Sunday, October 30, 2016

Kat's Korner: Chris Brown's all mixed up on his mixed tape

Kat:  Friday, ATTACK THE BLOCK dropped.  It's the new mixtape from Chris Brown -- his OHB Crew and Section Boyz.






Brown's 2009 felony assault sentence remains his strongest identifier.  On the plus side, that was seven years ago and his mix ups with the law since have not involved assaulting women.

And his music has certainly given us more to focus on.

With this release, Brown continues giving us something else to talk about as well as shake our asses to.

Of the 16 tracks, "Cherry Red" is the strongest (Ray J and TJ Luva Boy throw some assistance to Chris on this track).  It's so great it really makes you groan over the tension headache that is the opener:



I got too many felonies, my PO keep tellin' me
To piss in a cup, don't give a f**k, I'm 'bout to smoke my weed
Plottin' in the club, man I wish a ni**a plot on me
Thinkin' you gon' ball, I'mma slide, you gon' rest in peace
I got a couple fans in my hand right now
Me and all my homies, know these bitches only f**k with Gs
Now I can see why you hatin' me
All these bitches in the back of VIP, made that pu**y leak
I can't give that hoe a place to sleep, but that pu**y free


That bragging temper tantrum is dubbed "Don't F**k With Us" and it's groove doesn't redeem the fact that Chris is too old and too talented to be back in his terrible threes.

I get it.

I do.

He thinks he's got to protect the rep.

But at some point, he's going to have to decide if he's singing to change the world he's so obviously ticked off with or if he's just wallowing.

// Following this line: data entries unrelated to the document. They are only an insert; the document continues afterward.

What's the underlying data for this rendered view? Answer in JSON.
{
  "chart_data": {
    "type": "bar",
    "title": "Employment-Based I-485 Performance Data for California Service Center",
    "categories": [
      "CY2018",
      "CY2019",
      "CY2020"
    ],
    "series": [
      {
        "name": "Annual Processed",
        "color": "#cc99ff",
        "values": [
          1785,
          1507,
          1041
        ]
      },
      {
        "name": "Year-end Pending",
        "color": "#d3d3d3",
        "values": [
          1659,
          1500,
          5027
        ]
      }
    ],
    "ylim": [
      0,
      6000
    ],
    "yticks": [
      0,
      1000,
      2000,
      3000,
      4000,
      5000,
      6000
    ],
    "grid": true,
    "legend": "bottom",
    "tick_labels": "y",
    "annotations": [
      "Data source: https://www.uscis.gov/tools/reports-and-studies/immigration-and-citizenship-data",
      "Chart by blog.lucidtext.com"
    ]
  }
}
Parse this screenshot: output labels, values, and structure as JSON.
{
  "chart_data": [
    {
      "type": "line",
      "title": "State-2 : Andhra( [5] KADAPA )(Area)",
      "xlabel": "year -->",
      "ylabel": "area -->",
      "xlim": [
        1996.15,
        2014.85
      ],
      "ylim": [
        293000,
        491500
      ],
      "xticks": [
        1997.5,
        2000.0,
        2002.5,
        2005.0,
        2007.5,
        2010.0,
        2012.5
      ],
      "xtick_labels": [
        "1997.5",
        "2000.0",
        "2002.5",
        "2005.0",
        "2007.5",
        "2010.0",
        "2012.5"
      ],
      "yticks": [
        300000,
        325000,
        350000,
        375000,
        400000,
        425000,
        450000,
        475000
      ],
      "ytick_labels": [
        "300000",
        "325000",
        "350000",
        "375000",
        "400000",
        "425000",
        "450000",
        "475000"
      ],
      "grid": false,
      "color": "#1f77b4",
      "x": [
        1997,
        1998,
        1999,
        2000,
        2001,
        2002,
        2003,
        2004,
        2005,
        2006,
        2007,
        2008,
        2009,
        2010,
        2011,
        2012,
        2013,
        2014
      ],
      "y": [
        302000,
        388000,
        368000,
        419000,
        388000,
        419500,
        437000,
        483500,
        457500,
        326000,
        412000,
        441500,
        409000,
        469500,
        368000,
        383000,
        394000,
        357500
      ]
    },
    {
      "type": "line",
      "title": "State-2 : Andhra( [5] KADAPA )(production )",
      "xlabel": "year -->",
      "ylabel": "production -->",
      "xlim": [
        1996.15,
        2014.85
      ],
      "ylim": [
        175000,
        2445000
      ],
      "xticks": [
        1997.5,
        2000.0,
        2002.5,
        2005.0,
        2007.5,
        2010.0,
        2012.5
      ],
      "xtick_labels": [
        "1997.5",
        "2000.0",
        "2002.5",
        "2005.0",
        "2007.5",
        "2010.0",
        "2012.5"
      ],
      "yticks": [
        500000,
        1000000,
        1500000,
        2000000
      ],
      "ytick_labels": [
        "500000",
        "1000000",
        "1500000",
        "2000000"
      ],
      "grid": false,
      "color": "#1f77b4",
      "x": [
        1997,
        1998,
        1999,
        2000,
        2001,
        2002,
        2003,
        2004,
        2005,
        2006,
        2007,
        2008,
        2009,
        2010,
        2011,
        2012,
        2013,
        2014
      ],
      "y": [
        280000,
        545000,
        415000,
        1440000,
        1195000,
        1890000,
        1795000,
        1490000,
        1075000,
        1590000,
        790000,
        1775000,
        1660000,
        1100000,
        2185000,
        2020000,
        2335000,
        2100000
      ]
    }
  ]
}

Let's be clear that the track I praised earlier, "Cherry Red," it's not Stevie Wonder doing "I Just Called To Say I Love You" or Roberta Flack offering up "Feel Like Making Love."

It's raunchy as hell.

The lyrics are, at best, questionable.

So when I'm complaining about "Don't F**k With Us," I'm not talking about taking a bar of soap to Chris Brown's mouth.

I'm talking about the difference between his capturing a narrative and using it to uplift -- or he could use it to object even.  I'm talking about him doing something that offers a vision.

As opposed to the trite.

You can grind to "I Already Love Her" but the lyrics are something else.


It's a battle in this love war
Through the fire, I'm your dragon slayer
Yeah, oh I
It feels like I'm drowning in water
Needed more air, all alone
You don't remember all the love we shared
And you pretend not to care
Girl it tears me
You've been fallin' in and out of love
All of your friends they keep tellin' me I'm a hoe
I keep f**kin' up, it's really hard to trust me
Going crazy off that codeine in that car, baby help me


If this is the choice between him writing 'street' or not, then, please, keep writing 'street.'

A dragon slayer?

Why would anyone say that unless they were either going to provide a laundry list of everything else they are or develop the dragon slayer reference into a motif?

Bad lyric writing also includes the whole virgin/whore duality trap he's entered into when he tries to talk about women.


There's a lot of life in the music.

But his lyrics harm him more than any squad car ever could -- with or without blaring sirens.

I made comparisons to Roberta Flack and Stevie Wonder earlier and it's because he has the raw talent to hang with the heavy hitters, the real artists.  But if he wants to belong with that crowd of artists and not merely visit, he's going to have to work a lot harder.  He's also going to need to sport some maturity, he's not 21 anymore.